PrPC: normal prion protein
PrPSc: disease causing prion protein

interaction between PrPC and disease form, PrPSc causes healthy PrPC to misfold.

e.g. in creutzfeld jacob disease, the disease form PrPSc consists of beta sheets and alpha helices. the normal form PrPC consists of mainly alpha helices. thus while the 2 proteins have the same sequence, they are structurally different enough to cause the infection

21
Q

what is the most common form of post translational processing in proteins?

A

proteolytic cleavage is the most common form of post translational processing.

22
Q

what is glycosylation?

A

glycosylation often helps bring proteins to their destination. glycosylation is the addition of sugar to amino acids that help target a protein.

23
Q

describe the modification of p53

A

p53 is highly modified. many modifying enzymes add post-translational modifications (PTMs) to p53 and these additions/modifications change the interactions of p53 with other proteins.

if p53 is mismodified, it’ll have the same effect as a mutation, preventing it from function in its assigned role as the guardian of the genome. it won’t be able to detect DNA damage or hold cell division or induce apoptosis.

often, phosphorylations are required to turn a protein from the off into the on position. if p53 is mutated or mismodified in 50% of all known cancer.

24
Q

what can proteins do? (10)

A

recognize external signals

can be located in any place of the cell

are required for growth and maintenance

facilitate biochemical reactions (enzymes)

act as a messenger

provide structure

maintain proper pH

balance fluids

bolster immune health

transport and store nutrients

25
Q

describe the process of the sigma recognition of proteins targeted to be secreted

A

proteins can recognize signals. they can bind to signal peptides and by changing their conformation, start a cascade of downstream reactions. in this case, a signal peptide is recognized by the signal recognition particle. the signal recognition particle (SRP), Sec61 is bound to the ribosome and recognizes a signal particle in the growing peptide chain.

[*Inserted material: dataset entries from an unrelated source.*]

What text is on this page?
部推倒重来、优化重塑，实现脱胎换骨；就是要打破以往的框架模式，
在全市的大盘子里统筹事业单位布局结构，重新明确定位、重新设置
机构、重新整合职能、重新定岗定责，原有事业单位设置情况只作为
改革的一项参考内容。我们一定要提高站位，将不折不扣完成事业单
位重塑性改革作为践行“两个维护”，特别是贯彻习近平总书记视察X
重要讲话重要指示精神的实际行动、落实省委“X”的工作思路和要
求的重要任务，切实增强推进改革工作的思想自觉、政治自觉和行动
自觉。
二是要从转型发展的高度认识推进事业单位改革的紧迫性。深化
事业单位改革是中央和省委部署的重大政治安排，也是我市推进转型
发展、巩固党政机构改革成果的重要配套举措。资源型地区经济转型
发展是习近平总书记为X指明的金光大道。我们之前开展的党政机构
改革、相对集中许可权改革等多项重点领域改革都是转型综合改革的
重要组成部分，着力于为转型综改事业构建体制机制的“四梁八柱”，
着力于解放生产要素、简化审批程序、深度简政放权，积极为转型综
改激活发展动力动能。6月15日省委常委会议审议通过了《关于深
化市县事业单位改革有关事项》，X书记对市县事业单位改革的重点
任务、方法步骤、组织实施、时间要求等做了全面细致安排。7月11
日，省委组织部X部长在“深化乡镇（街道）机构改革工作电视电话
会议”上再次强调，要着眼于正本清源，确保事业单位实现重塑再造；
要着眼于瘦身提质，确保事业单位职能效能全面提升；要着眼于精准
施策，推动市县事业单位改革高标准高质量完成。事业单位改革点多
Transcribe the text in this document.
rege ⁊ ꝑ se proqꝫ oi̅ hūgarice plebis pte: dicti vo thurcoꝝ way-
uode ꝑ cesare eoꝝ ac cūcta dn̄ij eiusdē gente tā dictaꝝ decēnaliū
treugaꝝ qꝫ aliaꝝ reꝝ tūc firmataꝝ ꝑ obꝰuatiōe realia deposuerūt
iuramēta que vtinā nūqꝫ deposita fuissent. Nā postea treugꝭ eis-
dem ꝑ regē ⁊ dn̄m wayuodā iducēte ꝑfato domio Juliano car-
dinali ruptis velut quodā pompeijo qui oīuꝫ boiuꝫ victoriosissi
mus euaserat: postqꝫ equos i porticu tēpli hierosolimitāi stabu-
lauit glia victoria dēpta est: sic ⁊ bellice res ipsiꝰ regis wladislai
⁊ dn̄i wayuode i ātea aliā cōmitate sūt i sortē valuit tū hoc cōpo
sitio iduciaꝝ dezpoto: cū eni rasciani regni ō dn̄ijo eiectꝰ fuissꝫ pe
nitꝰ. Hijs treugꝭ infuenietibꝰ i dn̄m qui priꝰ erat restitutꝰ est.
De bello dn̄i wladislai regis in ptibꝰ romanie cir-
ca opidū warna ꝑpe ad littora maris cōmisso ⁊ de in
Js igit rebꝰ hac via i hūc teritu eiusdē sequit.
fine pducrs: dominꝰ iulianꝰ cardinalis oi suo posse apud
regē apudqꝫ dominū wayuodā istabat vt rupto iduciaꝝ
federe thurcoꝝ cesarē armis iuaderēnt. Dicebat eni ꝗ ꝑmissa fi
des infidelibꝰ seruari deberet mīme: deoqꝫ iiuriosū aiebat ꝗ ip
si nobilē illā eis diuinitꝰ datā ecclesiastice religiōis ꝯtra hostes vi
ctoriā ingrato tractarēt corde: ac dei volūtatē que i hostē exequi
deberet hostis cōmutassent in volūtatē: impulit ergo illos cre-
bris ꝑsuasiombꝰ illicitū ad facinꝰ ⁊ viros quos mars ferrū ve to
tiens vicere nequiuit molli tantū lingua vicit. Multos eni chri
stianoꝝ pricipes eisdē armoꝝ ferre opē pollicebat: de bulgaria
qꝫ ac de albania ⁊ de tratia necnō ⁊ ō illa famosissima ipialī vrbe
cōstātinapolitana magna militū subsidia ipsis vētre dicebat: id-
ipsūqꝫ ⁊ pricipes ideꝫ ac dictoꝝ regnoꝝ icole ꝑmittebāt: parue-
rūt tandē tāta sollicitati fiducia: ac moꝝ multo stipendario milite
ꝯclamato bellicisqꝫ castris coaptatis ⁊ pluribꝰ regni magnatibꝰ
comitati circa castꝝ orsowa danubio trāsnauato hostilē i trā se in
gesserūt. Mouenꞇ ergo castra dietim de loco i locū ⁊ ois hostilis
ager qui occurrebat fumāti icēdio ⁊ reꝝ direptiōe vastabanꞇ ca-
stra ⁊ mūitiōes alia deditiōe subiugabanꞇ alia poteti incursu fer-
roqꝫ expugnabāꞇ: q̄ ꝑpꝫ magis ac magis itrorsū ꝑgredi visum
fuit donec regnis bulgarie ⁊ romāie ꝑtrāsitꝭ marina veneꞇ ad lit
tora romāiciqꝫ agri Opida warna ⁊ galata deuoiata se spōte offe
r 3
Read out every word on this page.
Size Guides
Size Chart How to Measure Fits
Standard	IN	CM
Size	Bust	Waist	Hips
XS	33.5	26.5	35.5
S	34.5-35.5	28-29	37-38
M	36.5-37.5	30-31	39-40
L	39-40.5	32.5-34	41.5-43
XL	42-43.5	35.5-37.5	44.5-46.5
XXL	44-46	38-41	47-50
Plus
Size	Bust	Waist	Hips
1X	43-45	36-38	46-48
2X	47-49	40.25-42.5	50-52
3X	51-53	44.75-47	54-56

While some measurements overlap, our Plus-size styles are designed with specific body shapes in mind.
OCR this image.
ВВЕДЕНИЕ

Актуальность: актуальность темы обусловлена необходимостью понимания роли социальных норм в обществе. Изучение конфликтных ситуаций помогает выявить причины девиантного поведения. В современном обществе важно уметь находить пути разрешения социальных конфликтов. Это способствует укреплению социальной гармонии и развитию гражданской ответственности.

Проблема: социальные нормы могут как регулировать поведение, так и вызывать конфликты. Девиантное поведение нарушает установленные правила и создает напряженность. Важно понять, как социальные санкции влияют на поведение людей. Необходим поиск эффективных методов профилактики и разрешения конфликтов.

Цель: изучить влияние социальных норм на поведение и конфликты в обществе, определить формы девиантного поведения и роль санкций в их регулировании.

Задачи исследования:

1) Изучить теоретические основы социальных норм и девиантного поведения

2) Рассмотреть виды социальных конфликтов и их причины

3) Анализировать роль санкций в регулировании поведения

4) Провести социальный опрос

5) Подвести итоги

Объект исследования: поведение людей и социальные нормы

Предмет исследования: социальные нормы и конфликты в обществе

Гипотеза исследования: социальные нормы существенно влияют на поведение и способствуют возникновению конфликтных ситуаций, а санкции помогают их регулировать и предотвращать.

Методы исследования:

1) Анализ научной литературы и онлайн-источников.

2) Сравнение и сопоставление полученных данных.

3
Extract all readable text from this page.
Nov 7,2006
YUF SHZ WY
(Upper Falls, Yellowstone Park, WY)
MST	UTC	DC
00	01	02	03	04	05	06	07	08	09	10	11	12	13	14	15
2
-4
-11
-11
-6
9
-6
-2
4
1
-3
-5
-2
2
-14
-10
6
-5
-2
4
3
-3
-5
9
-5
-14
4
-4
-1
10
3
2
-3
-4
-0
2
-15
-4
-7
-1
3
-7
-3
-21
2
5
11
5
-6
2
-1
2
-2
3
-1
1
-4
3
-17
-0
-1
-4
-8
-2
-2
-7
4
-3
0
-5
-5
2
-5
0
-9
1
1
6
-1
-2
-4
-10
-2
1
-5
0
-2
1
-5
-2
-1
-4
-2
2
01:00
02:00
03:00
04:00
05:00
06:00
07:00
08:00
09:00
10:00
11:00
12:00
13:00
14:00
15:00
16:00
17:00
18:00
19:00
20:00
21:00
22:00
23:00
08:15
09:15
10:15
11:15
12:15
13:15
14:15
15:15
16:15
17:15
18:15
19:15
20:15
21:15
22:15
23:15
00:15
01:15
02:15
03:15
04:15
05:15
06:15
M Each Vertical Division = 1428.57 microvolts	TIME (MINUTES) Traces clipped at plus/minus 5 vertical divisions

during translation, when a signal peptide is recognized, translation is halted until ribosome is directed to the ER membrane. SRP delivers the ribosome to the membrane of the endoplasmic reticulum. the ribosome then binds to the translocon and the growing peptide id directly injected into the ER lumen during translation. the signal peptide is often cleaved after it has fulfilled its function.

26
Q

describe the post-translational modification of pro-insulin to insulin

A

insulin is translated as a long primary peptide chain. to convert proinsulin into insulin, disulfide bridges between A chain and B chain are formed. the middle section called C chain is cleaved and removed to generate active insulin.

27
Q

when does protein regulation occur? (6)

A
  1. transcription: gene expression can be regulated at any point of transcription
    - initiation
    - elongation
    - termination
  2. RNA processing (pre-mRNA -> mRNA)
    - RNA editing: can lead to differential splicing
    - 5’ capping: can regulate RNA lifespan
    - splicing
    - 3’ polyadenylation: can regulate RNA lifespan
  3. mRNA export from the nucleus to the cytoplasm: RNA that isn’t exported can’t be translated
  4. mRNA degradation: dictates how long an mRNA is available to be translated. many pathways can lead to quick degradation of unnecessary mRNAs. the amount of mRNA found in a cell depends on its rate of synthesis and its route of decay.
  5. translation
    - initiation
    - elongation
    - termination
  6. protein modification: previously talked about. many signals are transduced by phosphorylation cascades. proteins can be inhibited by other proteins or small molecules. proteins can also be degraded when no longer needed.